Submitted by jhartgen@abi.org on

CBL & Associates Properties Inc. hired Moelis & Co. and Weil Gotshal & Manges as it seeks advice on strategic and financing options including restructuring, Bloomberg News reported. The owner of shopping malls is exploring ways to recapitalize including an exchange offer, in which senior holders of unsecured debt swap their investments for secured debt. The Chattanooga, Tennessee-based company may also discuss a chapter 11 bankruptcy filing as a last resort. A group of CBL’s creditors has hired advisers including PJT Partners Inc. and Akin Gump Strauss Hauer & Feld. The real estate investment trust’s shares fell as much as 11 percent yesterday. They have dropped 68 percent this year, cutting the company’s market capitalization to $63 million.

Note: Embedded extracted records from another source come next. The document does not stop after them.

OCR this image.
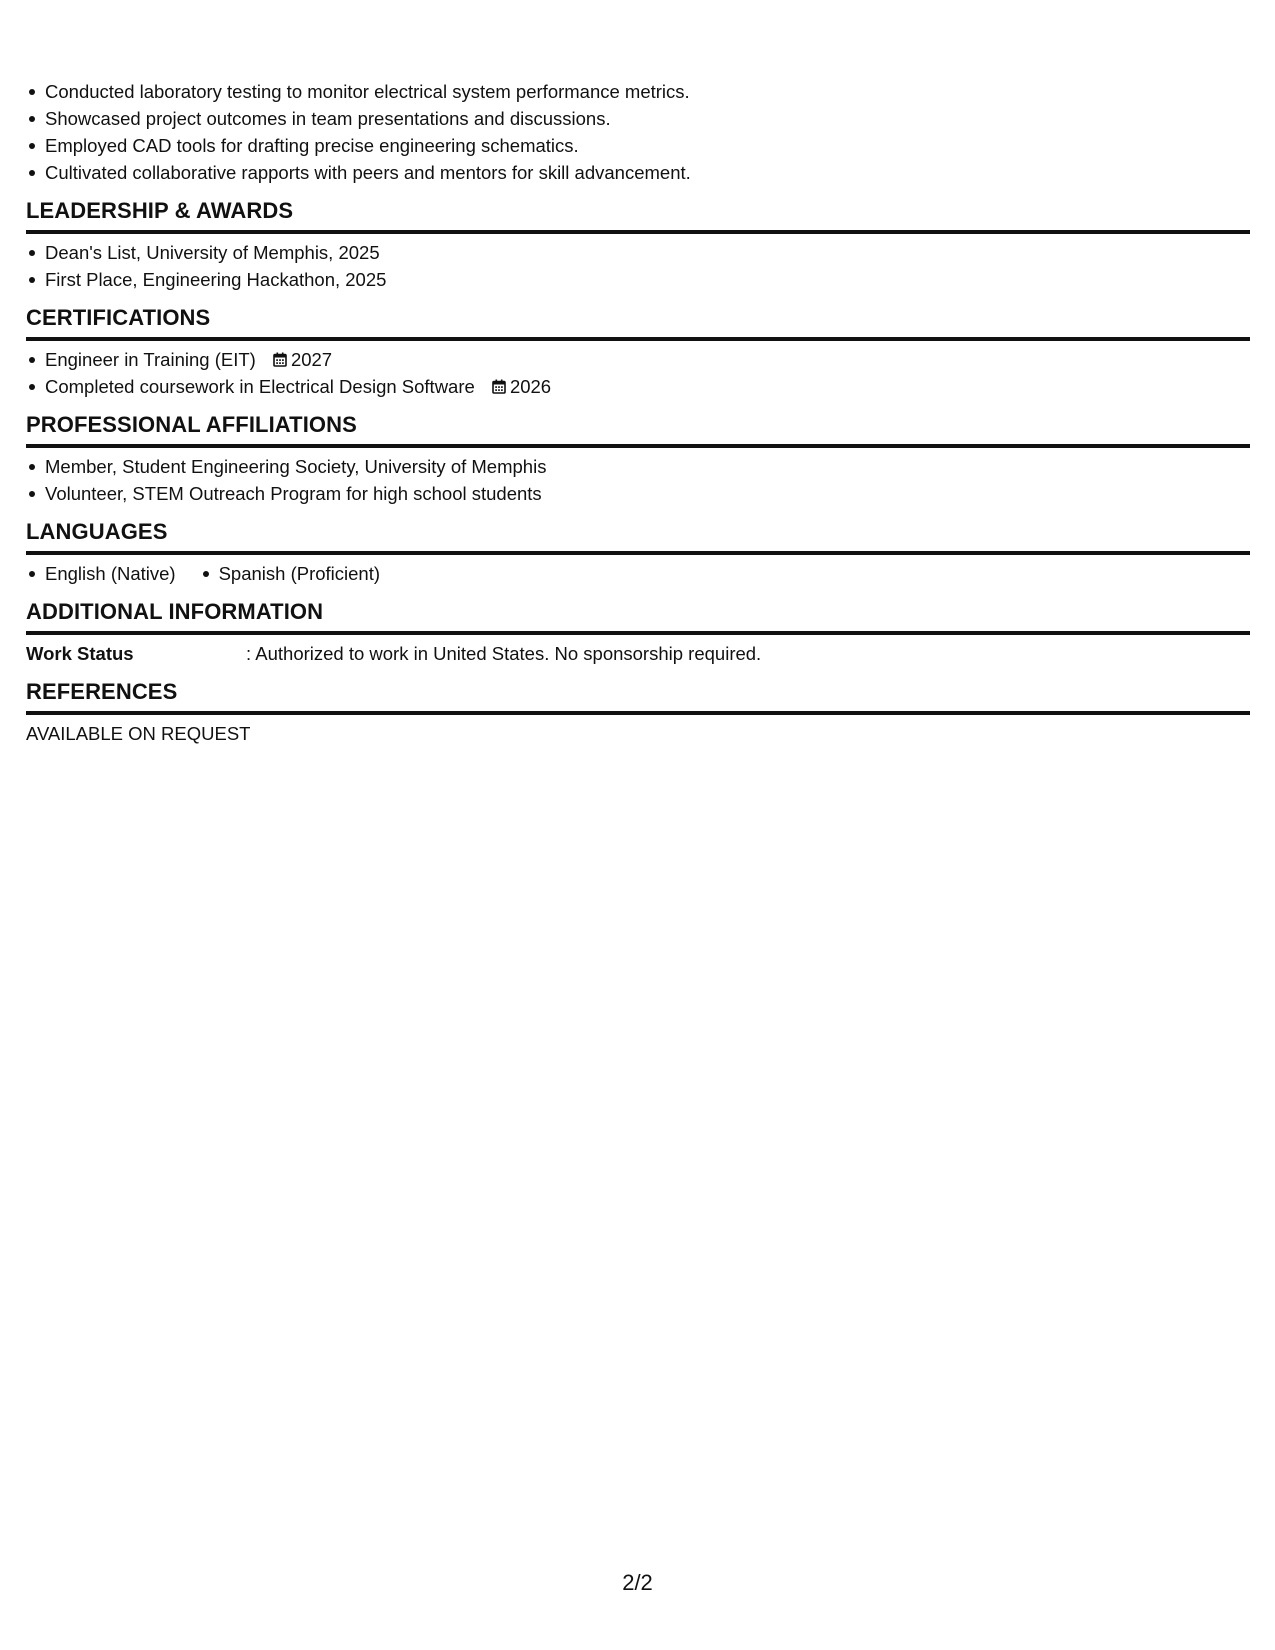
Conducted laboratory testing to monitor electrical system performance metrics.
Showcased project outcomes in team presentations and discussions.
Employed CAD tools for drafting precise engineering schematics.
Cultivated collaborative rapports with peers and mentors for skill advancement.
LEADERSHIP & AWARDS
Dean's List, University of Memphis, 2025
First Place, Engineering Hackathon, 2025
CERTIFICATIONS
Engineer in Training (EIT) 2027
Completed coursework in Electrical Design Software 2026
PROFESSIONAL AFFILIATIONS
Member, Student Engineering Society, University of Memphis
Volunteer, STEM Outreach Program for high school students
LANGUAGES
English (Native)	Spanish (Proficient)
ADDITIONAL INFORMATION
Work Status	: Authorized to work in United States. No sponsorship required.
REFERENCES
AVAILABLE ON REQUEST
2/2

CBL operates more than 100 properties across 26 states, most of which are so-called Class B malls, and has been hurt in part by the closures of retailers including Forever 21. Its top tenants based on revenue at year-end included L Brands Inc., Signet Jewelers Ltd., Foot Locker Inc., a unit of American Eagle Outfitters Inc., Dick’s Sporting Goods Inc. and Ascena Retail Group Inc., filings show. CBL said this month that it was taking actions to offset the anticipated impacts of the COVID-19 pandemic on revenue and cash flow. Chairman Charles Lebovitz, Chief Executive Officer Stephen Lebovitz, President Michael Lebovitz and independent directors agreed to reduce their salaries and fees by 50 percent.